С «ярким» же точно что-то случилось. Точно бесы из него повылезали. Стал в истерике биться. Потом к людям пошел, к одному, другому, кем командовать до того пытался.
А все, не боясь уже, увидев, кто он есть, по-простому посылают его к матушке да батюшке. Первый, второй. Он к Васе, соседу нашему, а тот:
– Да надоел ты совсем. Не подходи больше.
Тут «яркий» к дереву, осине ближайшей, и давай вдруг рыдать неожиданно:
– Вы не знаете. Меня в детстве отец бросил. Я найду и убью его, убью!
И взрослый мужик, а плачет-заливается, как дите малое, брошенное. Аж жалко его стало. Вышли бесы из человека. Надолго ли?
– Ладно, – говорю, – хватит рыдать. Иди вон, горячего поешь.Трудно порой, ой как трудно разобраться в человеке. Иной всем хорош – и пригож, и румян, и весел с притопом, а в душу заглянешь – есть что-то черненькое, какая-то червоточина. И такая она бывает извилистая, непростая – просто загляденье.
Другой же зол как черт, несуразен, прихотлив, а прощаешь ему все. Потому что точно знаешь – свой человек, не продаст, не заступит за границу белого с черным.
Было у меня два друга – один с волосами, второй – без. Оба писали печальные и смешные книжки. Я в них прямо влюблен был за их талант и красоту.
С безволосым когда познакомился да почитал его первую книжку про войну – так и подумал: брат народился. Так он правильно все понимал, так писал искренно, с болью и бесстрашием. Такую женщину красивую любил, таких детишек славных нарожал! Да и сам хорош собой – взгляд пронзительный, голос зычный, подбородок небритый, мужественный. В солнечные дни над головой самодельный нимб стоит.

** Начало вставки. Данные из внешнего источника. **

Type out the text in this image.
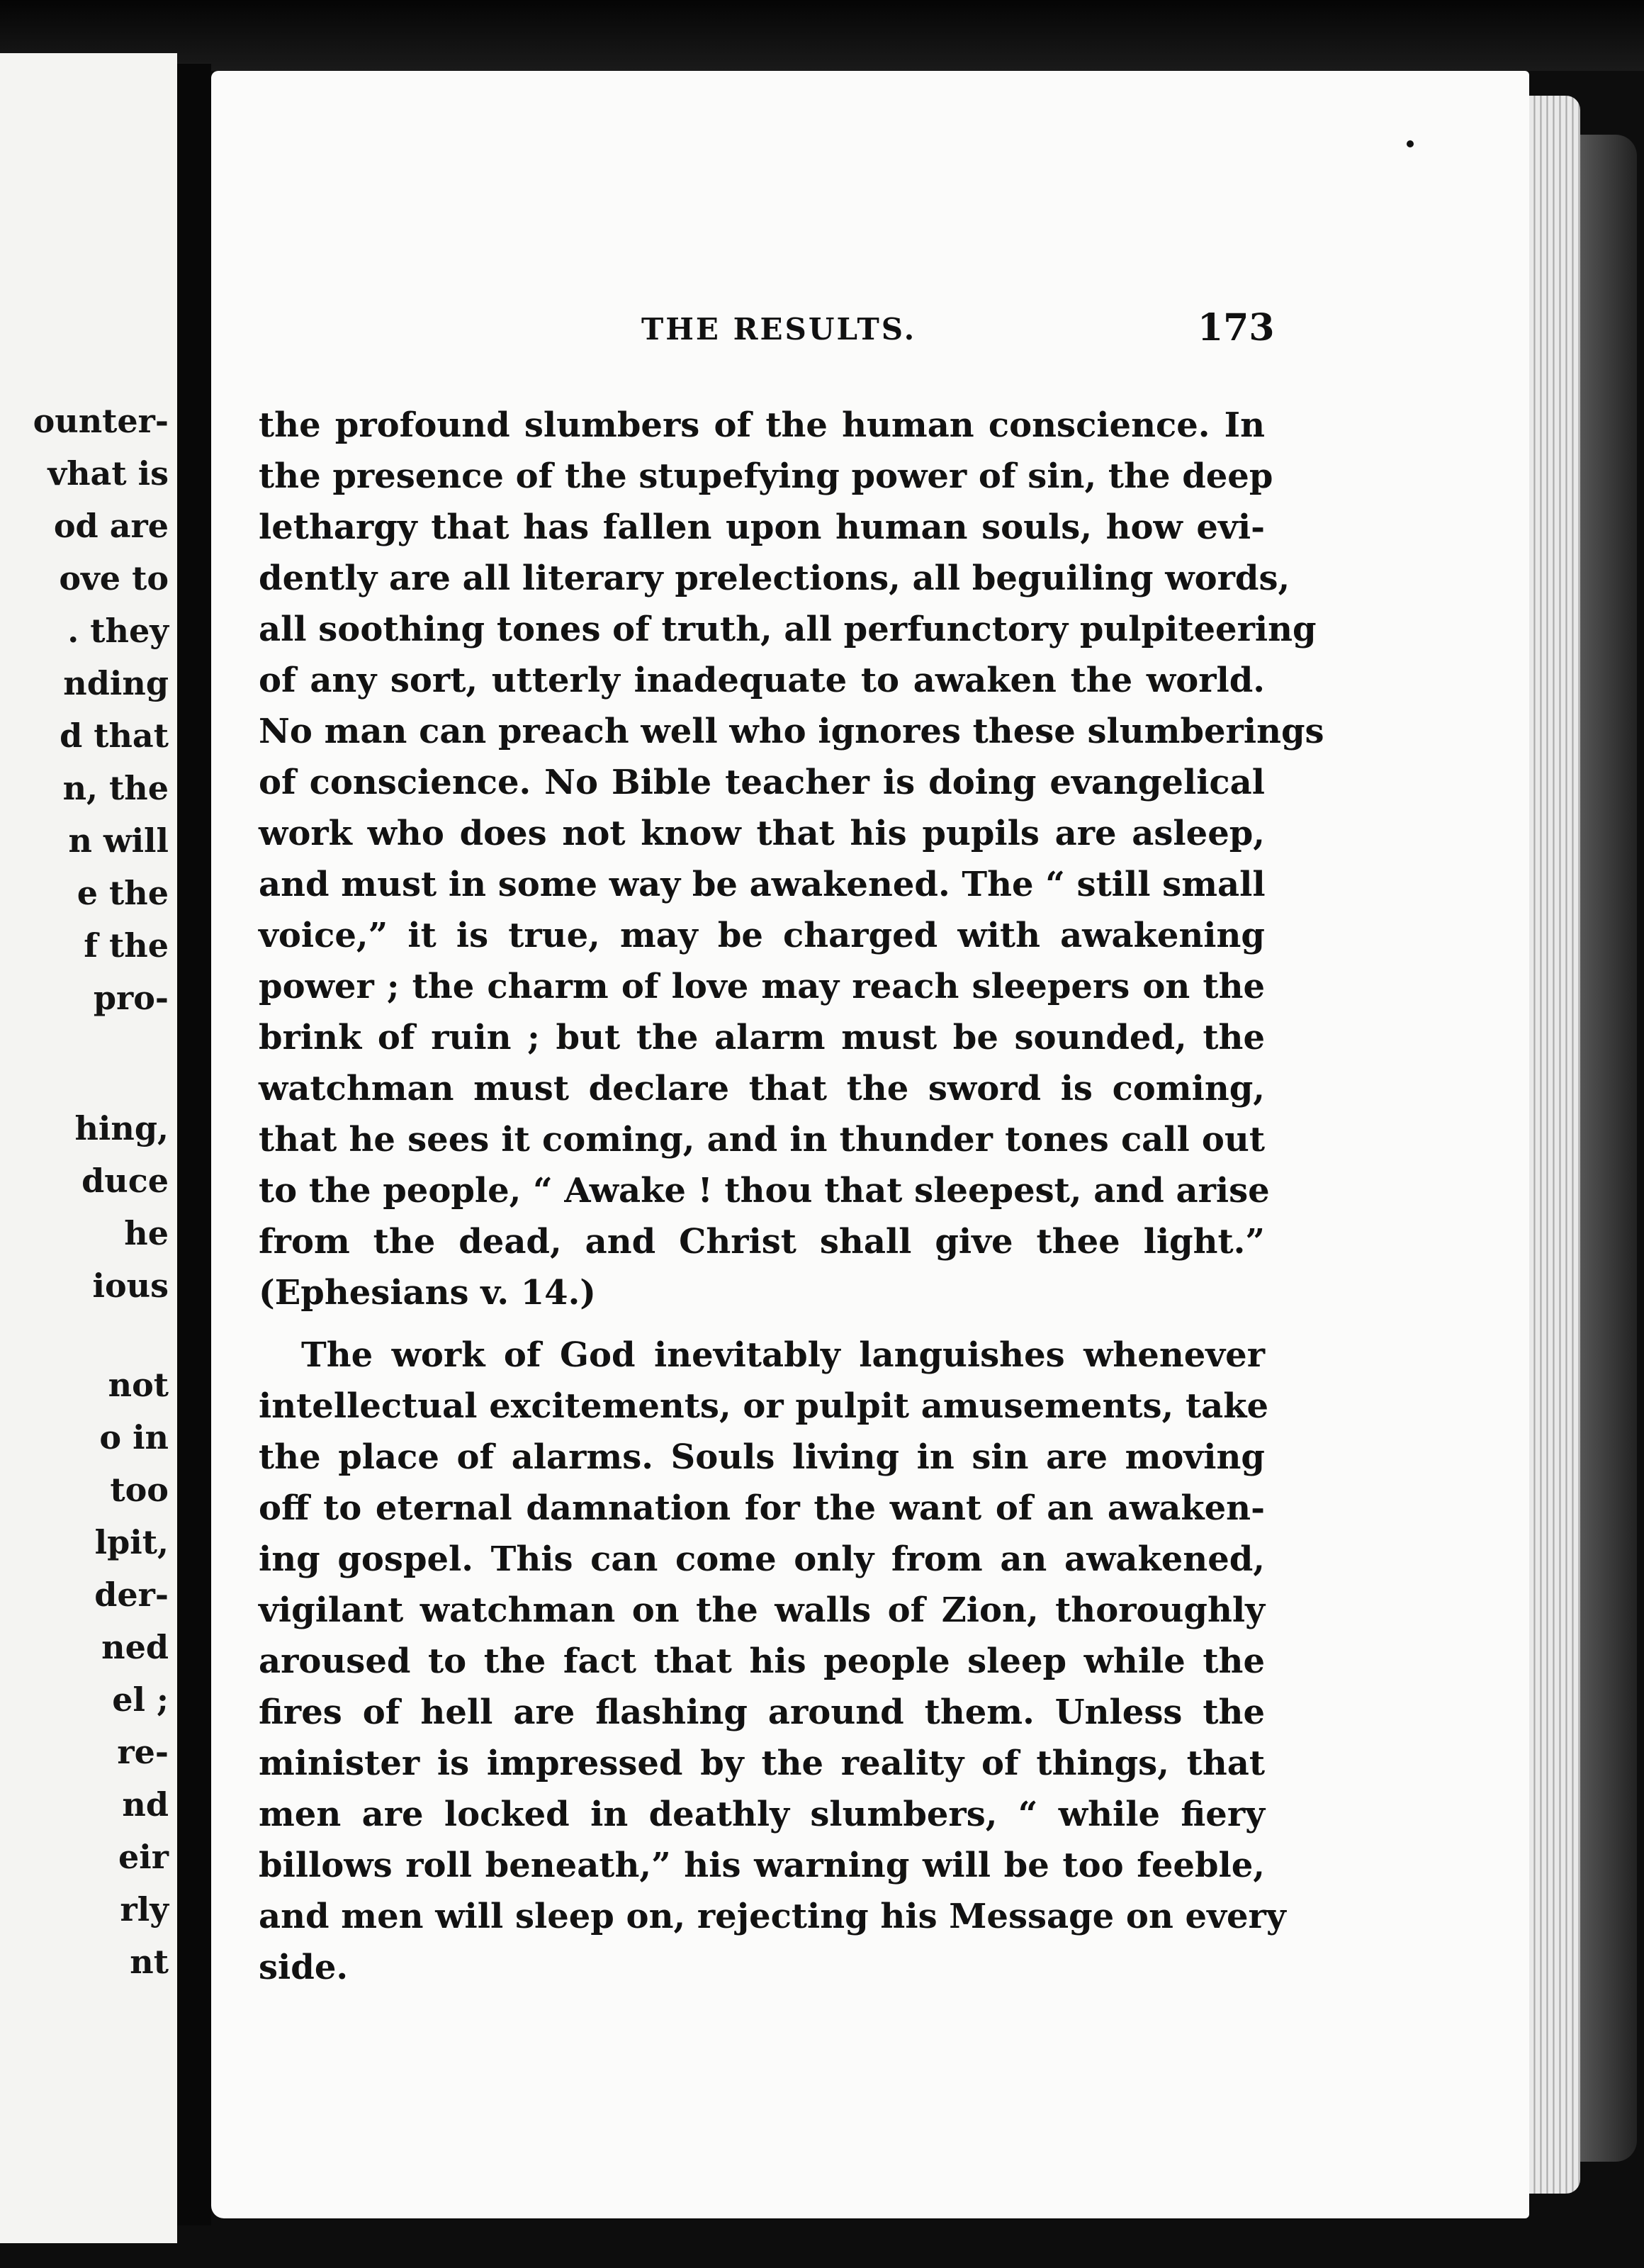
ounter-
vhat is
od are
ove to
. they
nding
d that
n, the
n will
e the
f the
pro-
hing,
duce
he
ious
not
o in
too
lpit,
der-
ned
el ;
re-
nd
eir
rly
nt
THE RESULTS.	173
the profound slumbers of the human conscience. In
the presence of the stupefying power of sin, the deep
lethargy that has fallen upon human souls, how evi-
dently are all literary prelections, all beguiling words,
all soothing tones of truth, all perfunctory pulpiteering
of any sort, utterly inadequate to awaken the world.
No man can preach well who ignores these slumberings
of conscience. No Bible teacher is doing evangelical
work who does not know that his pupils are asleep,
and must in some way be awakened. The “ still small
voice,” it is true, may be charged with awakening
power ; the charm of love may reach sleepers on the
brink of ruin ; but the alarm must be sounded, the
watchman must declare that the sword is coming,
that he sees it coming, and in thunder tones call out
to the people, “ Awake ! thou that sleepest, and arise
from the dead, and Christ shall give thee light.”
(Ephesians v. 14.)
The work of God inevitably languishes whenever
intellectual excitements, or pulpit amusements, take
the place of alarms. Souls living in sin are moving
off to eternal damnation for the want of an awaken-
ing gospel. This can come only from an awakened,
vigilant watchman on the walls of Zion, thoroughly
aroused to the fact that his people sleep while the
fires of hell are flashing around them. Unless the
minister is impressed by the reality of things, that
men are locked in deathly slumbers, “ while fiery
billows roll beneath,” his warning will be too feeble,
and men will sleep on, rejecting his Message on every
side.
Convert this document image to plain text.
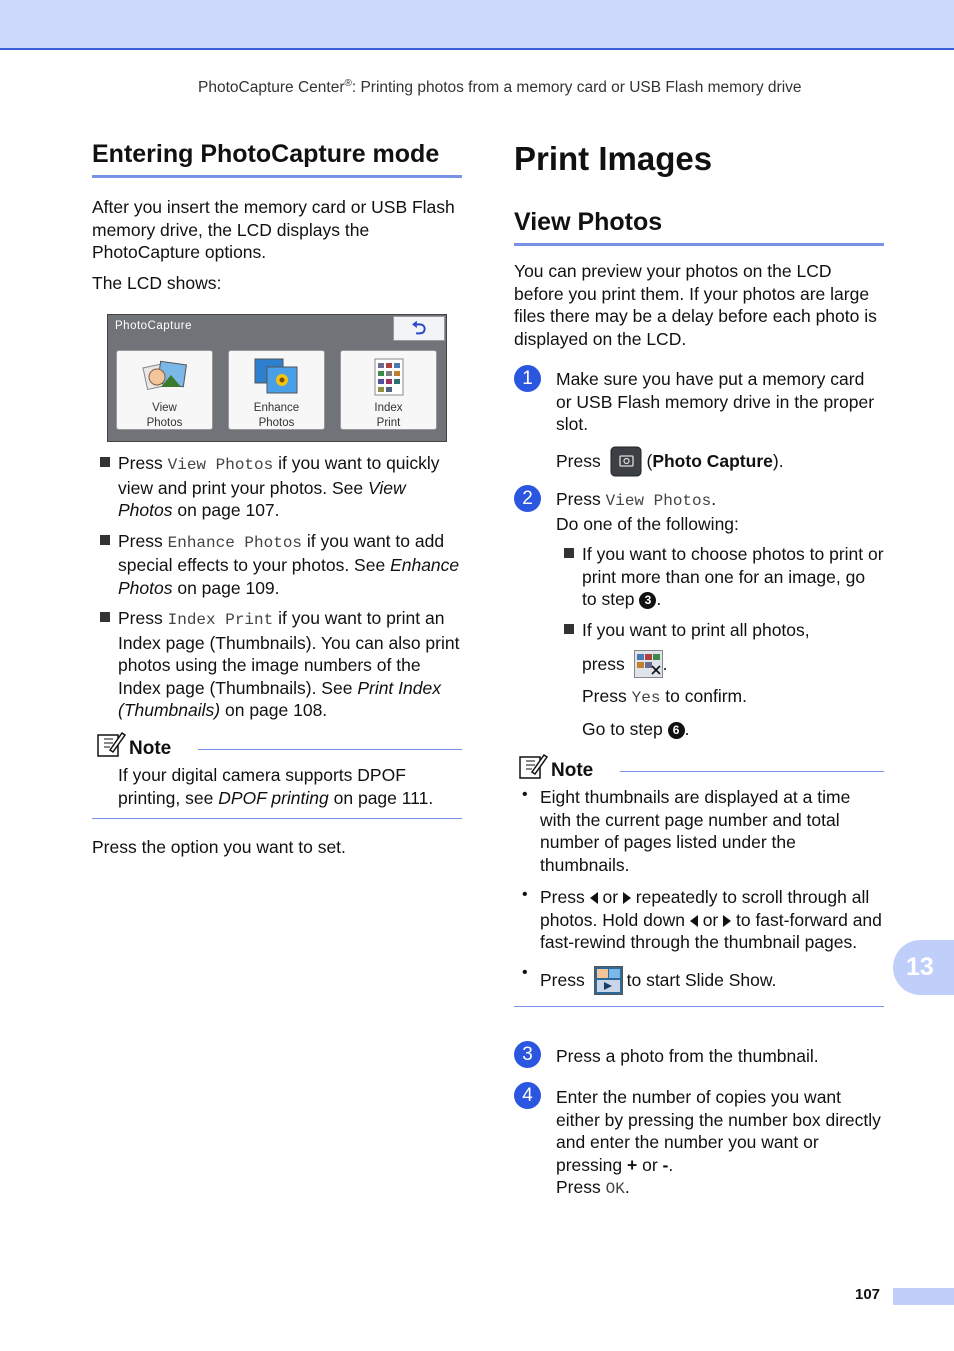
PhotoCapture Center®: Printing photos from a memory card or USB Flash memory drive
Entering PhotoCapture mode

After you insert the memory card or USB Flash memory drive, the LCD displays the PhotoCapture options.

The LCD shows:

PhotoCapture	⮌
View
Photos
Enhance
Photos
Index
Print

Press View Photos if you want to quickly view and print your photos. See View Photos on page 107.

Press Enhance Photos if you want to add special effects to your photos. See Enhance Photos on page 109.

Press Index Print if you want to print an Index page (Thumbnails). You can also print photos using the image numbers of the Index page (Thumbnails). See Print Index (Thumbnails) on page 108.

Note

If your digital camera supports DPOF printing, see DPOF printing on page 111.

Press the option you want to set.

Print Images
View Photos

You can preview your photos on the LCD before you print them. If your photos are large files there may be a delay before each photo is displayed on the LCD.

1	Make sure you have put a memory card or USB Flash memory drive in the proper slot.

Press  (Photo Capture).

2	Press View Photos.

Do one of the following:

If you want to choose photos to print or print more than one for an image, go to step 3 .

If you want to print all photos,

press .

Press Yes to confirm.

Go to step 6 .

Note

• Eight thumbnails are displayed at a time with the current page number and total number of pages listed under the thumbnails.

• Press  or  repeatedly to scroll through all photos. Hold down  or  to fast-forward and fast-rewind through the thumbnail pages.

• Press to start Slide Show.

3	Press a photo from the thumbnail.

4	Enter the number of copies you want either by pressing the number box directly and enter the number you want or pressing + or -.

Press OK.

13
107
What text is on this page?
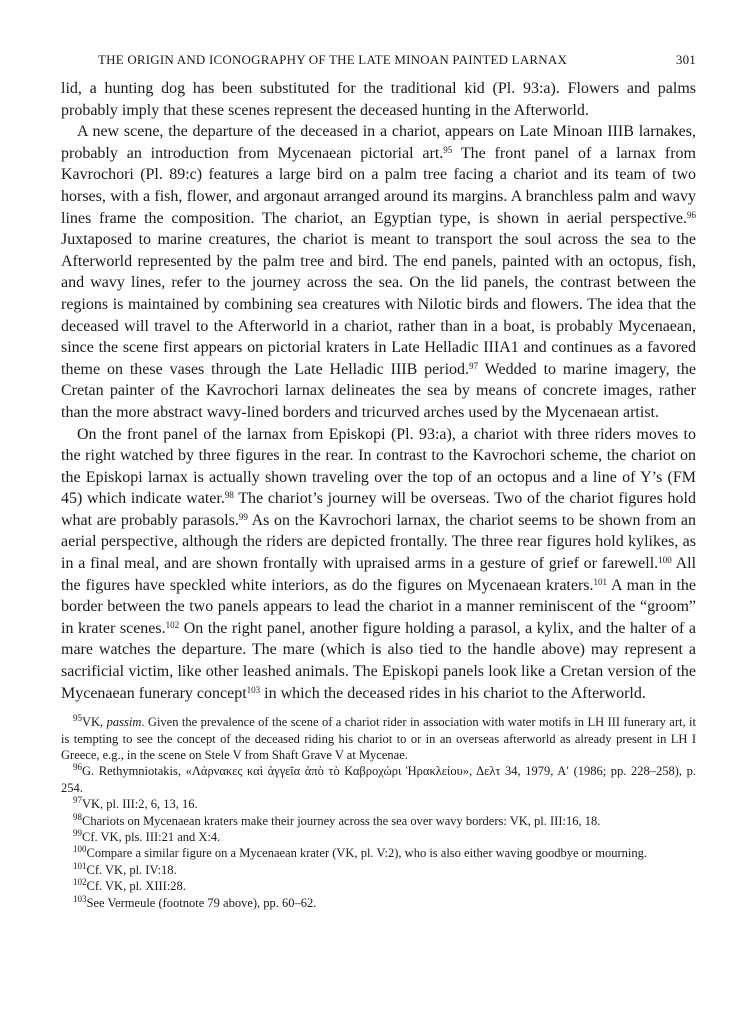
THE ORIGIN AND ICONOGRAPHY OF THE LATE MINOAN PAINTED LARNAX	301

lid, a hunting dog has been substituted for the traditional kid (Pl. 93:a). Flowers and palms probably imply that these scenes represent the deceased hunting in the Afterworld.

A new scene, the departure of the deceased in a chariot, appears on Late Minoan IIIB larnakes, probably an introduction from Mycenaean pictorial art.$^{95}$ The front panel of a larnax from Kavrochori (Pl. 89:c) features a large bird on a palm tree facing a chariot and its team of two horses, with a fish, flower, and argonaut arranged around its margins. A branchless palm and wavy lines frame the composition. The chariot, an Egyptian type, is shown in aerial perspective.$^{96}$ Juxtaposed to marine creatures, the chariot is meant to transport the soul across the sea to the Afterworld represented by the palm tree and bird. The end panels, painted with an octopus, fish, and wavy lines, refer to the journey across the sea. On the lid panels, the contrast between the regions is maintained by combining sea creatures with Nilotic birds and flowers. The idea that the deceased will travel to the Afterworld in a chariot, rather than in a boat, is probably Mycenaean, since the scene first appears on pictorial kraters in Late Helladic IIIA1 and continues as a favored theme on these vases through the Late Helladic IIIB period.$^{97}$ Wedded to marine imagery, the Cretan painter of the Kavrochori larnax delineates the sea by means of concrete images, rather than the more abstract wavy-lined borders and tricurved arches used by the Mycenaean artist.

On the front panel of the larnax from Episkopi (Pl. 93:a), a chariot with three riders moves to the right watched by three figures in the rear. In contrast to the Kavrochori scheme, the chariot on the Episkopi larnax is actually shown traveling over the top of an octopus and a line of Y’s (FM 45) which indicate water.$^{98}$ The chariot’s journey will be overseas. Two of the chariot figures hold what are probably parasols.$^{99}$ As on the Kavrochori larnax, the chariot seems to be shown from an aerial perspective, although the riders are depicted frontally. The three rear figures hold kylikes, as in a final meal, and are shown frontally with upraised arms in a gesture of grief or farewell.$^{100}$ All the figures have speckled white interiors, as do the figures on Mycenaean kraters.$^{101}$ A man in the border between the two panels appears to lead the chariot in a manner reminiscent of the “groom” in krater scenes.$^{102}$ On the right panel, another figure holding a parasol, a kylix, and the halter of a mare watches the departure. The mare (which is also tied to the handle above) may represent a sacrificial victim, like other leashed animals. The Episkopi panels look like a Cretan version of the Mycenaean funerary concept$^{103}$ in which the deceased rides in his chariot to the Afterworld.

$^{95}$VK, passim. Given the prevalence of the scene of a chariot rider in association with water motifs in LH III funerary art, it is tempting to see the concept of the deceased riding his chariot to or in an overseas afterworld as already present in LH I Greece, e.g., in the scene on Stele V from Shaft Grave V at Mycenae.

$^{96}$G. Rethymniotakis, «Λάρνακες καὶ ἀγγεῖα ἀπὸ τὸ Καβροχώρι Ἡρακλείου», Δελτ 34, 1979, Α′ (1986; pp. 228–258), p. 254.

$^{97}$VK, pl. III:2, 6, 13, 16.

$^{98}$Chariots on Mycenaean kraters make their journey across the sea over wavy borders: VK, pl. III:16, 18.

$^{99}$Cf. VK, pls. III:21 and X:4.

$^{100}$Compare a similar figure on a Mycenaean krater (VK, pl. V:2), who is also either waving goodbye or mourning.

$^{101}$Cf. VK, pl. IV:18.

$^{102}$Cf. VK, pl. XIII:28.

$^{103}$See Vermeule (footnote 79 above), pp. 60–62.
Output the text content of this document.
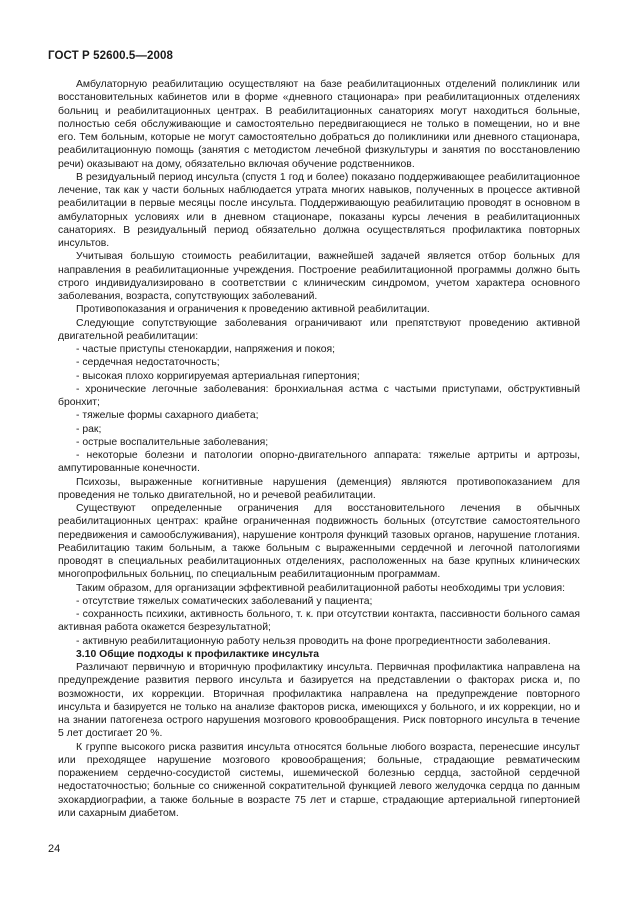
ГОСТ Р 52600.5—2008

Амбулаторную реабилитацию осуществляют на базе реабилитационных отделений поликлиник или восстановительных кабинетов или в форме «дневного стационара» при реабилитационных отделениях больниц и реабилитационных центрах. В реабилитационных санаториях могут находиться больные, полностью себя обслуживающие и самостоятельно передвигающиеся не только в помещении, но и вне его. Тем больным, которые не могут самостоятельно добраться до поликлиники или дневного стационара, реабилитационную помощь (занятия с методистом лечебной физкультуры и занятия по восстановлению речи) оказывают на дому, обязательно включая обучение родственников.

В резидуальный период инсульта (спустя 1 год и более) показано поддерживающее реабилитационное лечение, так как у части больных наблюдается утрата многих навыков, полученных в процессе активной реабилитации в первые месяцы после инсульта. Поддерживающую реабилитацию проводят в основном в амбулаторных условиях или в дневном стационаре, показаны курсы лечения в реабилитационных санаториях. В резидуальный период обязательно должна осуществляться профилактика повторных инсультов.

Учитывая большую стоимость реабилитации, важнейшей задачей является отбор больных для направления в реабилитационные учреждения. Построение реабилитационной программы должно быть строго индивидуализировано в соответствии с клиническим синдромом, учетом характера основного заболевания, возраста, сопутствующих заболеваний.

Противопоказания и ограничения к проведению активной реабилитации.

Следующие сопутствующие заболевания ограничивают или препятствуют проведению активной двигательной реабилитации:

- частые приступы стенокардии, напряжения и покоя;

- сердечная недостаточность;

- высокая плохо корригируемая артериальная гипертония;

- хронические легочные заболевания: бронхиальная астма с частыми приступами, обструктивный бронхит;

- тяжелые формы сахарного диабета;

- рак;

- острые воспалительные заболевания;

- некоторые болезни и патологии опорно-двигательного аппарата: тяжелые артриты и артрозы, ампутированные конечности.

Психозы, выраженные когнитивные нарушения (деменция) являются противопоказанием для проведения не только двигательной, но и речевой реабилитации.

Существуют определенные ограничения для восстановительного лечения в обычных реабилитационных центрах: крайне ограниченная подвижность больных (отсутствие самостоятельного передвижения и самообслуживания), нарушение контроля функций тазовых органов, нарушение глотания. Реабилитацию таким больным, а также больным с выраженными сердечной и легочной патологиями проводят в специальных реабилитационных отделениях, расположенных на базе крупных клинических многопрофильных больниц, по специальным реабилитационным программам.

Таким образом, для организации эффективной реабилитационной работы необходимы три условия:

- отсутствие тяжелых соматических заболеваний у пациента;

- сохранность психики, активность больного, т. к. при отсутствии контакта, пассивности больного самая активная работа окажется безрезультатной;

- активную реабилитационную работу нельзя проводить на фоне прогредиентности заболевания.

3.10 Общие подходы к профилактике инсульта

Различают первичную и вторичную профилактику инсульта. Первичная профилактика направлена на предупреждение развития первого инсульта и базируется на представлении о факторах риска и, по возможности, их коррекции. Вторичная профилактика направлена на предупреждение повторного инсульта и базируется не только на анализе факторов риска, имеющихся у больного, и их коррекции, но и на знании патогенеза острого нарушения мозгового кровообращения. Риск повторного инсульта в течение 5 лет достигает 20 %.

К группе высокого риска развития инсульта относятся больные любого возраста, перенесшие инсульт или преходящее нарушение мозгового кровообращения; больные, страдающие ревматическим поражением сердечно-сосудистой системы, ишемической болезнью сердца, застойной сердечной недостаточностью; больные со сниженной сократительной функцией левого желудочка сердца по данным эхокардиографии, а также больные в возрасте 75 лет и старше, страдающие артериальной гипертонией или сахарным диабетом.

24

Походка четкая была, как печатный текст. Не человек, а кумир молодежи и студентов. Он тогда еще весь в черном и кожаном ходил, даже и в носках. Но не это главное. Показалось мне вдруг, что не один я думаю о мучительных вещах, что нашелся наконец человек-глубокопатель, молодой, а правильный. Так он о жизни и смерти со знанием писал, так про детство рассказывал да про любовь плакал, как я почти не умел. Только потом что-то насторожило меня. Слишком уж все гладко и отважно получается. Будто по маслу пальцем – борозда заметная, а края оплывшие. Сначала я, после лет уже знакомства, все понять не мог – как же его зовут. То ли Мирон Прилавин, то ли Целестий Лабильный. Даже и сейчас не знаю. Как-то неуютно мне стало с человеком без имени дружить. А он пуще того – принялся революцией заниматься.
– За последние годы, – говорит, – у нас двадцать процентов населения заразились сифилисом!
Я от нынешнего времени тоже не в восторге. И про болезни разные побольше моего друга Целестия знаю. Туберкулез вырос и окреп, во всем мире про него забыли и лекарств новых не делают. И у нас не делают и забыли – и больные с открытой формой шашлыки на улицах продают. Да много еще другого, Мирону неведомого, по причине неспециального образования. Но чтобы двадцать процентов сифилиса…
– Слушай, – говорю, – дружище Мирон, вот нас пятеро тут стоит, беседует. Это значит – один из нас сифилитик. Давай-ка выясним – кто? А вот на рынке сто человек толкутся, включая стариков и детей. Двадцать из них – больные?